I see plenty of information on Sub Prime Mortgage Lenders, but I can't find a bank, mortgage company, article, or website that will tell me who the Prime Mortgage Lenders are!

And I'm confused because I thought that "Prime" and "Sub Prime" were terms that referred to loans, not Lenders. For example, if you qualified for a "Prime" loan, then your credit, income, debt ratio, size of down payment, etc., were in good shape. But, if you couldn't qualify for a "Prime" loan, it was because of a low or "bad" rating in (usually) more than one of the areas I mentioned above (bad credit, low income, small down payment, etc.). And that meant you were reduced to getting a "Sub Prime" loan, and you would pay more for the loan.
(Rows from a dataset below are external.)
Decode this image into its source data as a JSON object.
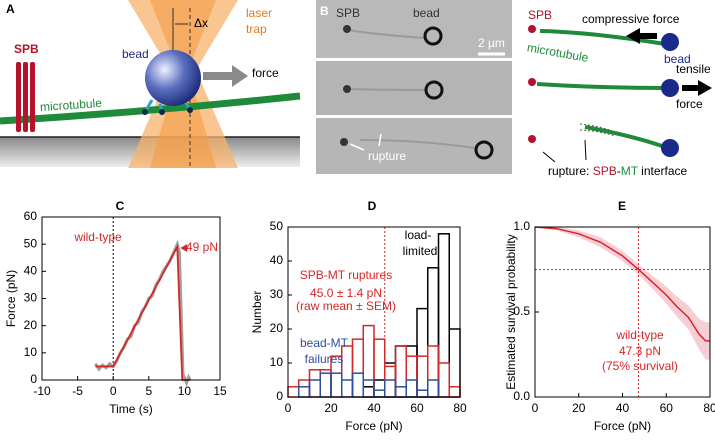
{
  "panel_a": {
    "label": "A",
    "spb": "SPB",
    "bead": "bead",
    "microtubule": "microtubule",
    "laser_trap": [
      "laser",
      "trap"
    ],
    "delta_x": "Δx",
    "force": "force"
  },
  "panel_b": {
    "label": "B",
    "spb": "SPB",
    "bead": "bead",
    "scale_bar": "2 µm",
    "rupture": "rupture",
    "diagram": {
      "spb": "SPB",
      "compressive_force": "compressive force",
      "microtubule": "microtubule",
      "bead": "bead",
      "tensile_force": [
        "tensile",
        "force"
      ],
      "rupture_prefix": "rupture: ",
      "rupture_spb": "SPB",
      "rupture_dash": "-",
      "rupture_mt": "MT",
      "rupture_suffix": " interface"
    }
  },
  "chart_data": [
    {
      "type": "line",
      "label": "C",
      "x_label": "Time (s)",
      "y_label": "Force (pN)",
      "xlim": [
        -10,
        15
      ],
      "xticks": [
        -10,
        -5,
        0,
        5,
        10,
        15
      ],
      "ylim": [
        0,
        60
      ],
      "yticks": [
        0,
        10,
        20,
        30,
        40,
        50,
        60
      ],
      "xref": 0,
      "yref": 0,
      "annotations": [
        {
          "text": "wild-type",
          "color": "#d62728"
        },
        {
          "text": "49 pN",
          "color": "#d62728"
        }
      ],
      "series": [
        {
          "color": "#a0a0a0",
          "x": [
            -2.5,
            -2,
            -1.5,
            -1,
            -0.5,
            0,
            0.5,
            1,
            1.5,
            2,
            2.5,
            3,
            3.5,
            4,
            4.5,
            5,
            5.5,
            6,
            6.5,
            7,
            7.5,
            8,
            8.5,
            9,
            9.3,
            9.6,
            9.8,
            10,
            10.3,
            10.6,
            10.8
          ],
          "values": [
            6,
            4,
            5.5,
            4.5,
            6,
            5,
            7,
            10,
            12,
            15,
            16,
            20,
            21,
            25,
            27,
            30,
            31,
            35,
            37,
            40,
            42,
            44,
            47,
            50,
            47,
            20,
            2,
            1,
            -1,
            1,
            0
          ]
        },
        {
          "color": "#d62728",
          "x": [
            -2.5,
            0,
            9,
            9.7,
            10.8
          ],
          "values": [
            5,
            5,
            49,
            0,
            0
          ]
        }
      ]
    },
    {
      "type": "histogram",
      "label": "D",
      "x_label": "Force (pN)",
      "y_label": "Number",
      "xlim": [
        0,
        80
      ],
      "xticks": [
        0,
        20,
        40,
        60,
        80
      ],
      "ylim": [
        0,
        50
      ],
      "yticks": [
        0,
        10,
        20,
        30,
        40,
        50
      ],
      "mean_line": 45.0,
      "bins": [
        0,
        5,
        10,
        15,
        20,
        25,
        30,
        35,
        40,
        45,
        50,
        55,
        60,
        65,
        70,
        75,
        80
      ],
      "annotations": [
        {
          "text": "load-",
          "color": "#000000"
        },
        {
          "text": "limited",
          "color": "#000000"
        },
        {
          "text": "SPB-MT ruptures",
          "color": "#d62728"
        },
        {
          "text": "45.0 ± 1.4 pN",
          "color": "#d62728"
        },
        {
          "text": "(raw mean ± SEM)",
          "color": "#d62728"
        },
        {
          "text": "bead-MT",
          "color": "#2b4ea0"
        },
        {
          "text": "failures",
          "color": "#2b4ea0"
        }
      ],
      "series": [
        {
          "color": "#000000",
          "values": [
            0,
            0,
            0,
            0,
            0,
            0,
            0,
            3,
            5,
            10,
            15,
            15,
            26,
            38,
            48,
            20
          ]
        },
        {
          "color": "#d62728",
          "values": [
            3,
            5,
            8,
            8,
            12,
            15,
            17,
            21,
            17,
            9,
            15,
            12,
            12,
            15,
            10,
            3
          ]
        },
        {
          "color": "#2b4ea0",
          "values": [
            0,
            3,
            5,
            7,
            7,
            5,
            7,
            5,
            2,
            5,
            3,
            5,
            2,
            5,
            0,
            0
          ]
        }
      ]
    },
    {
      "type": "survival",
      "label": "E",
      "x_label": "Force (pN)",
      "y_label": "Estimated survival probability",
      "xlim": [
        0,
        80
      ],
      "xticks": [
        0,
        20,
        40,
        60,
        80
      ],
      "ylim": [
        0,
        1
      ],
      "yticks": [
        {
          "value": 0,
          "label": "0.0"
        },
        {
          "value": 0.5,
          "label": "0.5"
        },
        {
          "value": 1,
          "label": "1.0"
        }
      ],
      "ref_x": 47.3,
      "ref_y": 0.75,
      "annotations": [
        {
          "text": "wild-type",
          "color": "#d62728"
        },
        {
          "text": "47.3 pN",
          "color": "#d62728"
        },
        {
          "text": "(75% survival)",
          "color": "#d62728"
        }
      ],
      "x": [
        0,
        10,
        20,
        30,
        40,
        47.3,
        55,
        60,
        65,
        70,
        75,
        78,
        80
      ],
      "values": [
        1,
        0.99,
        0.96,
        0.91,
        0.83,
        0.75,
        0.66,
        0.6,
        0.53,
        0.47,
        0.37,
        0.33,
        0.33
      ],
      "lower": [
        1,
        0.98,
        0.94,
        0.88,
        0.8,
        0.72,
        0.62,
        0.55,
        0.47,
        0.4,
        0.28,
        0.22,
        0.22
      ],
      "upper": [
        1,
        1,
        0.98,
        0.94,
        0.86,
        0.78,
        0.7,
        0.65,
        0.59,
        0.54,
        0.46,
        0.44,
        0.44
      ],
      "color": "#d62728",
      "band_color": "#f4c2cc"
    }
  ]
}
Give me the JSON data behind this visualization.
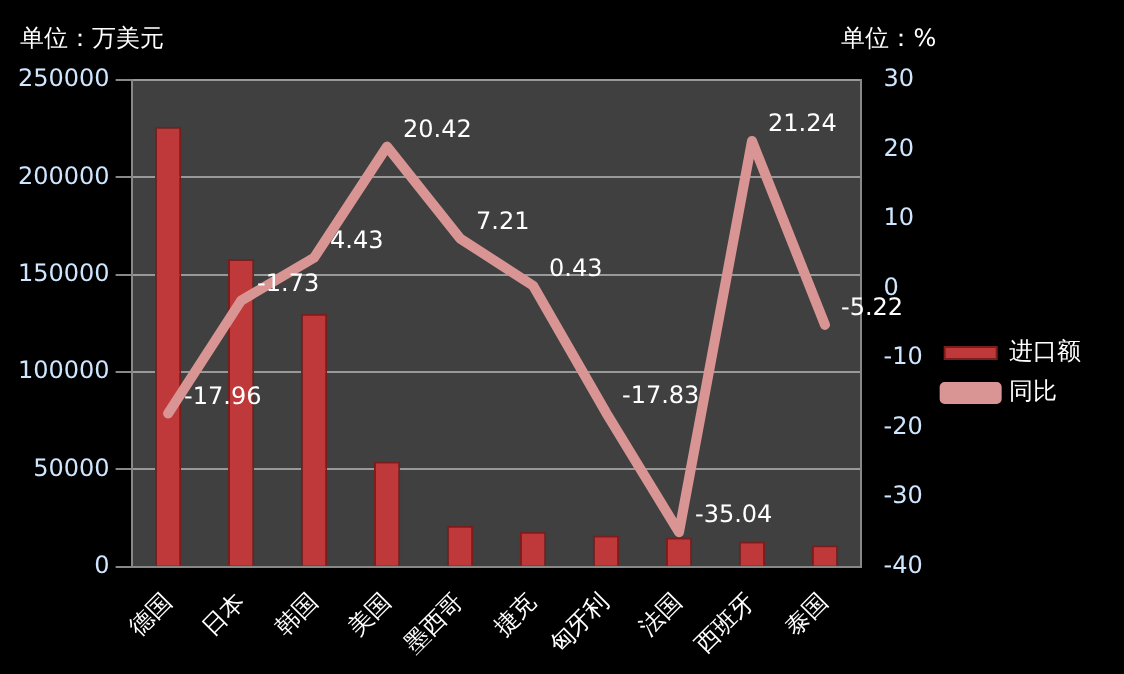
{
  "chart_data": {
    "type": "bar",
    "ylabel": "单位：万美元",
    "y2label": "单位：%",
    "categories": [
      "德国",
      "日本",
      "韩国",
      "美国",
      "墨西哥",
      "捷克",
      "匈牙利",
      "法国",
      "西班牙",
      "泰国"
    ],
    "series": [
      {
        "name": "进口额",
        "type": "bar",
        "color": "#c0393a",
        "values": [
          226000,
          158000,
          130000,
          54000,
          21000,
          18000,
          16000,
          15000,
          13000,
          11000
        ]
      },
      {
        "name": "同比",
        "type": "line",
        "axis": "y2",
        "color": "#d99594",
        "marker": "none",
        "values": [
          -17.96,
          -1.73,
          4.43,
          20.42,
          7.21,
          0.43,
          -17.83,
          -35.04,
          21.24,
          -5.22
        ],
        "value_labels": [
          "-17.96",
          "-1.73",
          "4.43",
          "20.42",
          "7.21",
          "0.43",
          "-17.83",
          "-35.04",
          "21.24",
          "-5.22"
        ]
      }
    ],
    "ylim": [
      0,
      250000
    ],
    "yticks": [
      0,
      50000,
      100000,
      150000,
      200000,
      250000
    ],
    "y2lim": [
      -40,
      30
    ],
    "y2ticks": [
      -40,
      -30,
      -20,
      -10,
      0,
      10,
      20,
      30
    ],
    "grid": "y",
    "legend": "right"
  }
}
But, lately I've been seeing many articles on "Sub Prime Lenders." These articles don't name these Sub Prime Lenders. Most just state that there are many Prime Lenders who have affiliates that are Sub Prime. They don't say who the Prime Lenders are either. Shouldn't someone have a list of Prime and Sub Prime Lenders? (Well, that's what I was hoping for anyway.)

Why do I care? Didn't I mention that I want to sell my house and buy another one in the country? That bit of information probably would have helped you understand my frustration, wouldn't it? And, I care because I want to make sure I'm not applying for a mortgage through a Sub Prime Lender. It's not like they'll tell you that you'll qualify for a better rate if you apply at a different Mortgage Company.

In this article the Mortgage Professor hints that two of the Prime Lenders are Countrywide(.com) and Indymac(.com). But, I think the other sites that he suggests for checking your eligibility for mainstream financing are mortgage brokers (mortgage brokers add their fee to the cost of your loan).

If anyone knows more about Prime and Sub Prime Lenders than I do (which obviously wouldn't be hard), and would like to educate me, please feel free to do so, cause I must be missing something.